FAMERP/HB - Faculdade de Medicina de São José do Rio Preto - Hospital de Base (SP) — Prova 2025
Um recém-nascido do sexo masculino, nascido de parto cesáreo a termo, apresenta cianose central nas primeiras horas de vida. O exame físico revela hipoplasia facial, micrognatia, fenda palatina e sopro cardíaco significativo. Um ecocardiograma mostra a presença de uma tetralogia de Fallot. O hemograma revela linfopenia e os níveis de cálcio estão abaixo do normal. A investigação diagnóstica sugere hipoplasia tímica. O cariótipo e o exame molecular revelam deleção na região cromossômica 22q11.2. Com base no quadro clínico descrito, qual a conduta para o manejo a longo prazo deste paciente?
CATCH-22: Cardiac (Fallot), Abnormal facies, Thymic hypoplasia, Cleft palate, Hypocalcemia.
A Síndrome de DiGeorge resulta de falha no desenvolvimento das 3ª e 4ª bolsas faríngeas, cursando com defeitos cardíacos e imunodeficiência de células T.
A Síndrome de DiGeorge, ou síndrome da deleção 22q11.2, é uma das imunodeficiências primárias mais comuns. O quadro clínico é extremamente variável, mas a tríade clássica envolve cardiopatia conotruncal, hipocalcemia por hipoparatireoidismo e imunodeficiência por hipoplasia tímica. O manejo a longo prazo requer vigilância multidisciplinar: reposição de cálcio e vitamina D, correção cirúrgica das cardiopatias e fendas palatinas, além de suporte imunológico e acompanhamento do desenvolvimento neuropsicomotor, já que há risco aumentado de transtornos psiquiátricos na vida adulta.
A hipocalcemia decorre do hipoparatireoidismo congênito. As glândulas paratireoides originam-se das mesmas bolsas faríngeas (3ª e 4ª) que o timo, e sua hipoplasia leva à deficiência de PTH, sendo uma emergência metabólica neonatal comum nesses pacientes.

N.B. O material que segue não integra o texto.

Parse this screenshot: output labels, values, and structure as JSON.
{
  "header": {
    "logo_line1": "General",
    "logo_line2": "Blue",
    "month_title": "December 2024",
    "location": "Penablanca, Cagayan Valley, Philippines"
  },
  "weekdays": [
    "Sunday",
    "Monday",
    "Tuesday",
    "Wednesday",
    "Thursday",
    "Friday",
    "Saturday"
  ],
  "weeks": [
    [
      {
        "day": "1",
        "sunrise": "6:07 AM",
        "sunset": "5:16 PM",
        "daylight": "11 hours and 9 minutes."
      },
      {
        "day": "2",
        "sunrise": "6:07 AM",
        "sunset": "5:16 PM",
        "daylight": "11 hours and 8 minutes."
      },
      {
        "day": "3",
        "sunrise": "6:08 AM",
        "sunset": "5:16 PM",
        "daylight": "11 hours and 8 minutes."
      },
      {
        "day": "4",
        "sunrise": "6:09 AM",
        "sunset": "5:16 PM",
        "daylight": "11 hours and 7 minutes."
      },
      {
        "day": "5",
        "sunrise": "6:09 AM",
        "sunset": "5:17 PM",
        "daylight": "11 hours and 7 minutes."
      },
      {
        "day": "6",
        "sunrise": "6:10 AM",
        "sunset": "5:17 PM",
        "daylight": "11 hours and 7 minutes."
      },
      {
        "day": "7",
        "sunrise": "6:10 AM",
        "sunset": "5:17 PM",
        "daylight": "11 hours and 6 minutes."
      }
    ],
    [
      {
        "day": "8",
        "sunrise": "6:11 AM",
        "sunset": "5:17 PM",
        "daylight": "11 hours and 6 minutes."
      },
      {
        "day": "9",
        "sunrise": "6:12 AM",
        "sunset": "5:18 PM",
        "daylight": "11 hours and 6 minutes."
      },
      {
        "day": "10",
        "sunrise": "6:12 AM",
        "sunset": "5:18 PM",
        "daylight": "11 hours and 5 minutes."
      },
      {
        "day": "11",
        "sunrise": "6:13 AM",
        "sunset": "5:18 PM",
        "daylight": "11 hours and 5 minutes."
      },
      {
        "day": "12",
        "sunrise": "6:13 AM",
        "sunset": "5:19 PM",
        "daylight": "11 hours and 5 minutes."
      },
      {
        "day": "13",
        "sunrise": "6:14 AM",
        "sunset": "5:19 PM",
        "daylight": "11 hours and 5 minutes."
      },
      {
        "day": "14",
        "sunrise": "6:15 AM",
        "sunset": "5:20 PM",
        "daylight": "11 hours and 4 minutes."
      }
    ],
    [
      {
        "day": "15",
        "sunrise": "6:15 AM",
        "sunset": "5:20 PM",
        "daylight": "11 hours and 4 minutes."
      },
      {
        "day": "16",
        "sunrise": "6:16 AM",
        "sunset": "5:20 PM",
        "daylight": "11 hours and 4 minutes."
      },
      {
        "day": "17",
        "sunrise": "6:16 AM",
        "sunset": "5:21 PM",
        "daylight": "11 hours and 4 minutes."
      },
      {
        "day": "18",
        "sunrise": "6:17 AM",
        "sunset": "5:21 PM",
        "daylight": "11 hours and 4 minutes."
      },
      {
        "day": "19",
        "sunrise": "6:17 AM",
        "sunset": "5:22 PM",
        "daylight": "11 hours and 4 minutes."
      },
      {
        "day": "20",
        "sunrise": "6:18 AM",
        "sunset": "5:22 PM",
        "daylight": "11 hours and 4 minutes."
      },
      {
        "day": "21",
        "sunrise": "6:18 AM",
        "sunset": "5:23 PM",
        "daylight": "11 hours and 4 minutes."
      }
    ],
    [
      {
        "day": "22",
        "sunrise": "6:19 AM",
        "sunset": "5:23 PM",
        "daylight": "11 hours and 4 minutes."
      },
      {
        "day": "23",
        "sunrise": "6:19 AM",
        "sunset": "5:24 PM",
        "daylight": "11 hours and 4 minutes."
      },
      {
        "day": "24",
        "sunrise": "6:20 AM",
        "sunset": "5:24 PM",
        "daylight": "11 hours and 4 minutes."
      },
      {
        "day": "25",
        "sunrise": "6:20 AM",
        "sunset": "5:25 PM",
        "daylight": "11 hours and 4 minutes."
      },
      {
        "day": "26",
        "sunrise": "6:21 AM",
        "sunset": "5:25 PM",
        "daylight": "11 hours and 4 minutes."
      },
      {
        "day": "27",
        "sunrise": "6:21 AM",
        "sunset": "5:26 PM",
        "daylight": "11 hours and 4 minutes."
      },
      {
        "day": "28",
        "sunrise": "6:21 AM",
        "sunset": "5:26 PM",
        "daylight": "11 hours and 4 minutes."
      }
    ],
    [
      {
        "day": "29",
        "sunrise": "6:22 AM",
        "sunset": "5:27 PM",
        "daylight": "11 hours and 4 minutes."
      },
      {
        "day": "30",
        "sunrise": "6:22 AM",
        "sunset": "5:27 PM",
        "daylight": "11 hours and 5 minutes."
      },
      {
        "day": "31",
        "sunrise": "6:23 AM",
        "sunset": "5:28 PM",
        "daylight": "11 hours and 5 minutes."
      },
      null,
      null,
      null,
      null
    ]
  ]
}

Os defeitos conotruncais são os mais frequentes, destacando-se a Tetralogia de Fallot, o arco aórtico interrompido e o truncus arteriosus. Qualquer neonato com essas cardiopatias e hipocalcemia deve ser investigado para a deleção 22q11.2.
A maioria dos pacientes tem a forma 'parcial', com linfopenia T leve a moderada que melhora com o tempo. O manejo inclui monitoramento rigoroso e evitar vacinas de vírus vivos se a contagem de células T for muito baixa. O transplante de timo é reservado para a forma 'completa' (atímica).